My parents thought the dolls were ugly (correct), overpriced (true), and faddish (ding-ding-ding), and so on moral grounds, refused to part with their good American dollars in exchange for one. I felt heartbroken and left out every time my friends paraded out their beloved “Annabelle Sues” or “Ezekiel Marks.”. At some point, my grandmother got her hands on some fake Cabbage Patch doll heads and actually made me a couple of impostor dolls (in retrospect, a pretty massive effort to appease me while following my parent’s moral imperative). But, they didn’t come with a birth certificate or ridiculous name, and I never felt they were quite right. This feeling of injustice carried on in me for literal years until my 10th birthday when, gifted with some spending money, I bought myself my very own red-braided Cabbage Patch doll, which I treasured as a victory of my impending adult freedom when I would, not only buy all the dolls, but eat sugar covered cereal and watch every forbidden episode of The Simpsons.

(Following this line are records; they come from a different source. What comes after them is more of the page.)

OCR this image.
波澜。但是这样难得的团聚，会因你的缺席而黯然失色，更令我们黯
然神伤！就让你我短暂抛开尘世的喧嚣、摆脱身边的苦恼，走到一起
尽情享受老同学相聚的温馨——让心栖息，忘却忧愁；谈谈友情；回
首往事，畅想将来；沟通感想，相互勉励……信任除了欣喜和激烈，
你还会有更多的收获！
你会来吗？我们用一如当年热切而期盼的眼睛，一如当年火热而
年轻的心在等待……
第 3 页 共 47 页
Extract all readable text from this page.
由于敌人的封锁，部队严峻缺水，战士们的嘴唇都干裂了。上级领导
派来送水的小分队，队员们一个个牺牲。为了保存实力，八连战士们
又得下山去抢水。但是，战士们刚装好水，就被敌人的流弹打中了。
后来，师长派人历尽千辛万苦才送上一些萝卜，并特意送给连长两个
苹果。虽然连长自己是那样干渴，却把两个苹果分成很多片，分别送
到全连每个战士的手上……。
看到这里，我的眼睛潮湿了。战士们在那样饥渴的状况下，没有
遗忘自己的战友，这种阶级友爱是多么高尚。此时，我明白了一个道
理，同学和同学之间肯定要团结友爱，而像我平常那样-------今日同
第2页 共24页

I give you this background so that you’ll understand where my mind was when, a quarter century later, we trotted my own child off to the actual home of The Cabbage Patch doll. Though my rational adult mind could see how nonsensical this entire operation was, my 7 year old heart wanted my girl to fall deeply in love with some curly haired “Bernice Alana” best friend or bald baby “Henrietta June” that she might care for with self-refilling baby bottles. Her grandmother – she of the ethical high ground – even offered to shell out 70 of her generous Grandmother Dollars to procure one for her beloved granddaughter from abroad.
Twice now, a year or so apart, we’ve taken this child to the abundantly fertile Patch. And, twice, my cooing attempts at building a kinship between her and one of these bloated kewpies have been met with a determined indifference.
I’ve chased her around with my camera ready to snap a moment of adoration between herself and any single one of the multitude of doll-babies, doll-toddlers, doll-schoolchildren to reside within the walls of the Plastic Plantation.
Alas, maternal, she is not…
“Can you sit and smile at Mama?”
“This would be cute and hard to mess up.”
“Here, let me cover up the logo with my arm.”
The more I chased her around espousing the virtues or potential doll matches, the more she looked at them sideways and then picked up toy watering cans or admired the plastic crystals adorning the baby garden. It was as if, by some magical spell, she could see everything in Cabbage Patch land aside from the Cabbage Patch dolls.
Eventually, she did find a friend – a stuffed Rottweiler sitting on a bench, keeping some “kids” company.
“This is my baby,” she told me.
She put him in a stroller and pushed him around the whole store, taking marvelous care of him.
Grandma, naturally, was more than happy to make the canine adoption complete with a swipe of her Visa card.
Later at home, I made one final fleeting attempt at glory. “What’s his name? We could call him Cabbage Patch so that you remember where he came from.”
“His name is Dog,” she replied, and trotted off, satisfied with having the final word.
And so it was that a girl and her Dog reminded me that it’s not her job to mend the little sadnesses of my childhood by stepping into an image I’ve mentally crafted. That’s not her job any more than it will be my job to satisfy her every future dream of having the doll/game/machine/clothing item that “everyone else has.”
It was certainly, as her grandmother puffed proudly, also a testament to our girl’s superior aesthetic sense and good taste – something, she was kind enough not to say out loud – that must skip a generation.